石油化学=9月7~11日:原油高受け全面高の様相、川下への価格転嫁に課題
【アロマティクス】
韓国積みのベンゼン相場、北東アジア着のパラキシレン(PX)相場はいずれも大きく上昇した。中東情勢が一段と悪化するなか、原油相場が上昇したこと、さらには中東からの石化原料や石化製品の供給に懸念が強まったことを受けた。
【オレフィン】
北東アジア着のエチレン相場は一段高となった。原料コスト指標となる原油やナフサ相場が上昇したことを受けた。供給面では韓国や日本をはじめ複数のエチレン設備がコスト高や不具合、定修により稼働を停止している。需要面では、中東品の流入が引き絞られていることから、エチレングリコールの市況が上昇しており生産意欲が高まっている。

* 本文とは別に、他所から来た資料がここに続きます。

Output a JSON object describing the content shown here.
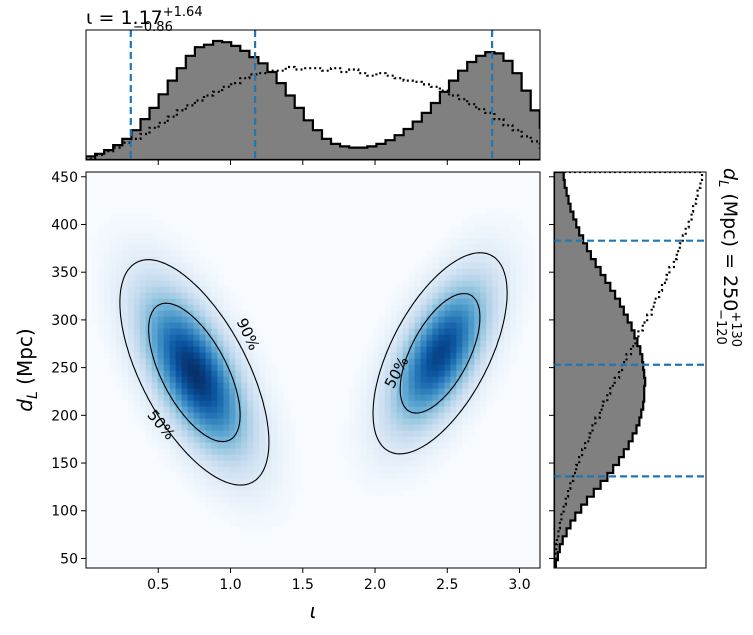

アジアのプロピレン市場は原料コスト高を背景に上昇した。
北東アジア着の市場では、原油など原料市況が高騰しているなか、売買双方とも市況連動価格での交渉を望んでいる。
FOBベース市場では、台湾フォルモサ石油化学が10月積み2万トンをスポット販売した。韓国でも石化メーカー2社が10月積みを数カーゴ販売した。成約価格はいずれも市況連動と聞かれる。
北東アジアのブタジエン市場では、原油相場の高騰に伴い市場のセンチメントが強まっており、中国国内の相場も大幅に上昇した。ただし輸出入の商談では、売り物が限られているうえ需要も鈍く、アジア品の成約は見られなかった。アジア域外品の取引では、10月末積みの欧州品が成約されたもよう。全量が中国に仕向けられるという。